Another thing I noticed back then was that we weren’t using the full extent of the optimisations possible. With GCC, we were forced to pass some extra compiler options so GCC would allow us to use some intrinsic functions to execute SSE2 and SSSE3, but that was not the case for the Microsoft compiler. In addition, the Windows configuration did not try to use the intrinsics to verify if they were really available, it simply checked for the presence of the header that usually declares them. What’s more, those checks had not been updated for the SSSE3 optimisations that were done in 2010 in cooperation with Intel, which meant that those optimisations were disabled on Windows.

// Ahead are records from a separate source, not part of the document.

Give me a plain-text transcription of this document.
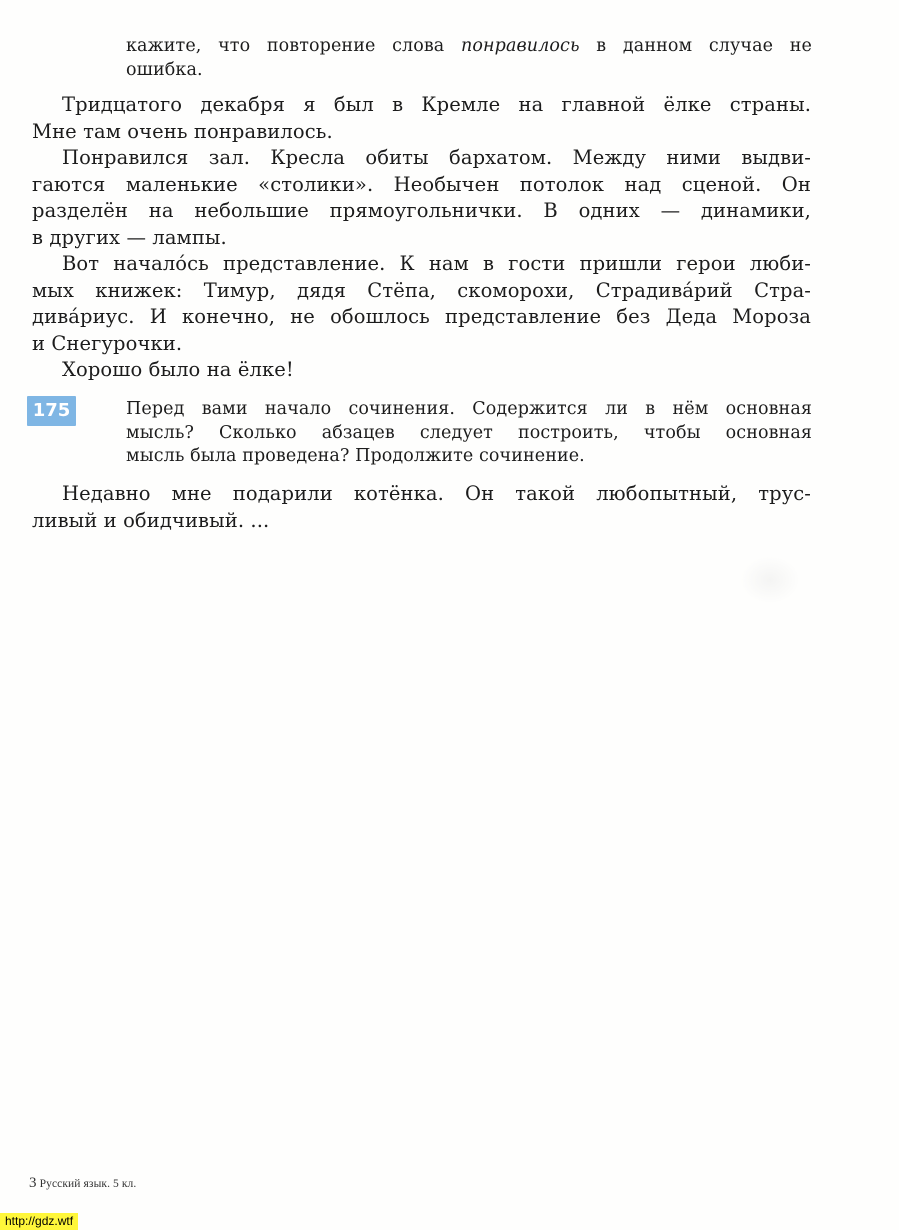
кажите, что повторение слова понравилось в данном случае не
ошибка.
Тридцатого декабря я был в Кремле на главной ёлке страны.
Мне там очень понравилось.
Понравился зал. Кресла обиты бархатом. Между ними выдви-
гаются маленькие «столики». Необычен потолок над сценой. Он
разделён на небольшие прямоугольнички. В одних — динамики,
в других — лампы.
Вот начало́сь представление. К нам в гости пришли герои люби-
мых книжек: Тимур, дядя Стёпа, скоморохи, Страдива́рий Стра-
дива́риус. И конечно, не обошлось представление без Деда Мороза
и Снегурочки.
Хорошо было на ёлке!
175	Перед вами начало сочинения. Содержится ли в нём основная
мысль? Сколько абзацев следует построить, чтобы основная
мысль была проведена? Продолжите сочинение.
Недавно мне подарили котёнка. Он такой любопытный, трус-
ливый и обидчивый. ...
3 Русский язык. 5 кл.
http://gdz.wtf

On Unix, right after removing the old MMX-era code, I proceeded to a very quick and easy gain: add AVX support, the new generation of SIMD instructions from Intel. It was easy because I barely had to write code: if you compile SSE2-era code with GCC’s -msse2avx option (which is automatically enabled by -mavx), it will generate the code using the new AVX instructions. The advantage lies in the fact that the AVX instructions use a new coding mechanism (called the VEX prefix) which specifies an additional register, allowing the compiler to use fewer instructions to accomplish the same goal. Using the expanded 256-bit registers will have to wait for AVX2, coming next year.
Except that even this easy improvement had never come to Windows either. Until now.
To enable Windows support, I had to update the way that the configuration detected the capabilities of the compiler, which is what took most of my time: dealing with building on Windows and with the binary configure.exe is not exactly my forte. Now, like on Unix, the Windows configuration will ask the compiler to try and compile some code. The checks are now shared with Unix, so we have the full range of checks available: SSE2, SSE3, SSSE3, SSE4.1, SSE4.2, AVX, and AVX2. Previously, the only one that remained after I removed the MMX-era checks was SSE2.
Another update I made was to tell the Microsoft compiler to improve code generated. Since it did not require special compiler options to enable its support for SSE2, no one had thought until now to pass it the /arch:SSE2 option. Like on Unix, now we pass this option to the compiler whenever we’re compiling code that uses SSE2 anyway, making the compiler use the extended instruction set for generic code, not just what we wrote with intrisincs. From there, adding support for /arch:AVX was trivial: if you have Microsoft Visual C++ 10.0 or higher (it comes with Visual Studio 2010), you also now get the AVX-era instructions and Qt will enable them at runtime if it detects that your processor has them.
I’m not done. I have also a couple of other quick wins in terms of performance, all by improving code generation. Those changes are a bit more complex than the previous ones and I haven’t cleaned them up properly after 6 months of rebasing. I hope to add them to Qt 5.1 soon after its branch opens.